/ie-benchmarks

speed benchmarks for information extraction systems

Primary LanguageScalaApache License 2.0Apache-2.0

ie-benchmarks

speed benchmarks for information extraction systems

Data

We provide a random sample of 5K and 10K articles from the English Wikipedia for use in benchmarking.

These articles were processed using the ie-benchmarks branch of wikiparse, which in turn uses the org.clulab.processor.CluProcessor (v7.51) text annotator for sentence segmentation, tokenization, part of speech tagging, lemmatization, chunking, named entity recognition, and dependency parsing.

As of this writing, the following link will retrieve the most recently completed dump of the English Wikipedia:

A select number of recent dumps can be found at https://dumps.wikimedia.org/enwiki/.

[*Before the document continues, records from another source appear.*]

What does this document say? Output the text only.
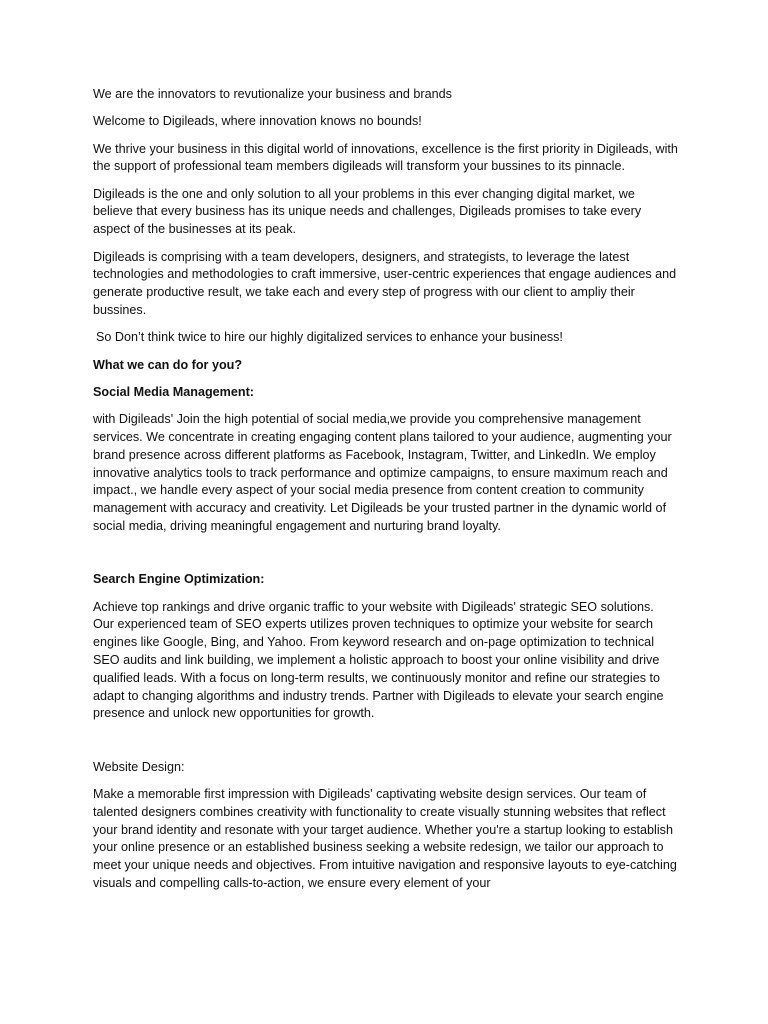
We are the innovators to revutionalize your business and brands

Welcome to Digileads, where innovation knows no bounds!

We thrive your business in this digital world of innovations, excellence is the first priority in Digileads, with the support of professional team members digileads will transform your bussines to its pinnacle.

Digileads is the one and only solution to all your problems in this ever changing digital market, we believe that every business has its unique needs and challenges, Digileads promises to take every aspect of the businesses at its peak.

Digileads is comprising with a team developers, designers, and strategists, to leverage the latest technologies and methodologies to craft immersive, user-centric experiences that engage audiences and generate productive result, we take each and every step of progress with our client to ampliy their bussines.

So Don’t think twice to hire our highly digitalized services to enhance your business!

What we can do for you?

Social Media Management:

with Digileads' Join the high potential of social media,we provide you comprehensive management services. We concentrate in creating engaging content plans tailored to your audience, augmenting your brand presence across different platforms as Facebook, Instagram, Twitter, and LinkedIn. We employ innovative analytics tools to track performance and optimize campaigns, to ensure maximum reach and impact., we handle every aspect of your social media presence from content creation to community management with accuracy and creativity. Let Digileads be your trusted partner in the dynamic world of social media, driving meaningful engagement and nurturing brand loyalty.

Search Engine Optimization:

Achieve top rankings and drive organic traffic to your website with Digileads' strategic SEO solutions. Our experienced team of SEO experts utilizes proven techniques to optimize your website for search engines like Google, Bing, and Yahoo. From keyword research and on-page optimization to technical SEO audits and link building, we implement a holistic approach to boost your online visibility and drive qualified leads. With a focus on long-term results, we continuously monitor and refine our strategies to adapt to changing algorithms and industry trends. Partner with Digileads to elevate your search engine presence and unlock new opportunities for growth.

Website Design:

Make a memorable first impression with Digileads' captivating website design services. Our team of talented designers combines creativity with functionality to create visually stunning websites that reflect your brand identity and resonate with your target audience. Whether you're a startup looking to establish your online presence or an established business seeking a website redesign, we tailor our approach to meet your unique needs and objectives. From intuitive navigation and responsive layouts to eye-catching visuals and compelling calls-to-action, we ensure every element of your
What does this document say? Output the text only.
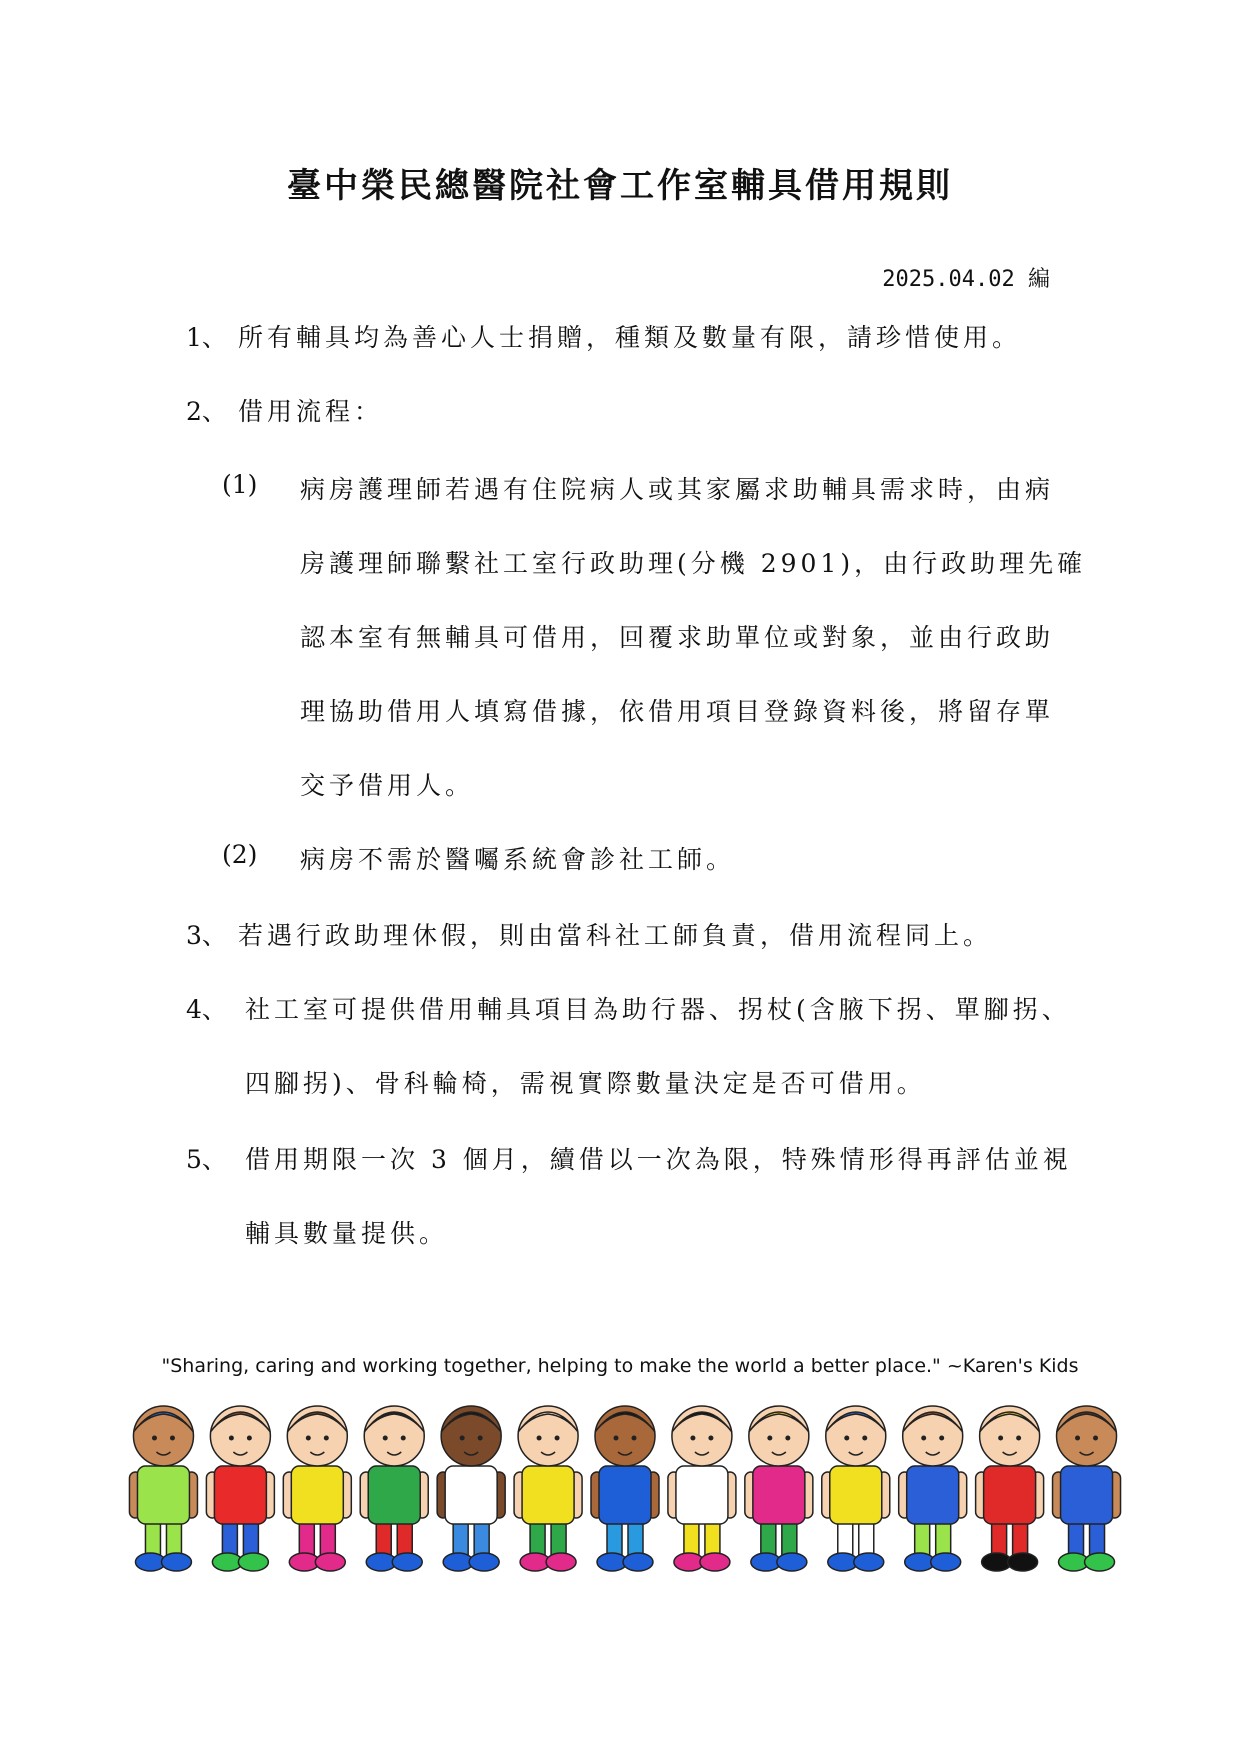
臺中榮民總醫院社會工作室輔具借用規則
2025.04.02 編
1、 所有輔具均為善心人士捐贈，種類及數量有限，請珍惜使用。
2、 借用流程：
(1) 病房護理師若遇有住院病人或其家屬求助輔具需求時，由病
房護理師聯繫社工室行政助理(分機 2901)，由行政助理先確
認本室有無輔具可借用，回覆求助單位或對象，並由行政助
理協助借用人填寫借據，依借用項目登錄資料後，將留存單
交予借用人。
(2) 病房不需於醫囑系統會診社工師。
3、 若遇行政助理休假，則由當科社工師負責，借用流程同上。
4、 社工室可提供借用輔具項目為助行器、拐杖(含腋下拐、單腳拐、
四腳拐)、骨科輪椅，需視實際數量決定是否可借用。
5、 借用期限一次 3 個月，續借以一次為限，特殊情形得再評估並視
輔具數量提供。
"Sharing, caring and working together, helping to make the world a better place." ~Karen's Kids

The sample datasets released here were generated from the June 2, 2014 dump of the English Wikipedia.

5K article sample

# Download a random sample of 5K EN Wikipedia articles
curl https://public.lum.ai/ie-benchmarks/parsed-documents/wikipedia/en/5K.tar.gz --output 5K.tar.gz
# unpack the archive
tar xvzf 5K.tar.gz

10K article sample

# Download a random sample of 10K EN Wikipedia articles
curl https://public.lum.ai/ie-benchmarks/parsed-documents/wikipedia/en/10K.tar.gz --output 10K.tar.gz
# unpack the archive
tar xvzf 10K.tar.gz

Odinson

Building an Odinson index

5K article sample

sbt "odinson/runMain ai.lum.benchmarks.odinson.IndexDocuments -i 5K -o 5k-index"

10K article sample

sbt "odinson/runMain ai.lum.benchmarks.odinson.IndexDocuments -i 10K -o 10k-index"

Benchmarking

sbt "odinson/runMain ai.lum.benchmarks.odinson.BenchmarkQueries -i 5k-index -q queries/odinson/president.txt -n 1000 -o output/5k/odinson"

Odin

Benchmarking

sbt "odin/runMain ai.lum.benchmarks.odin.BenchmarkQueries -d 5K -g queries/odin/system.yml -n 1000 -o output/5k/odin"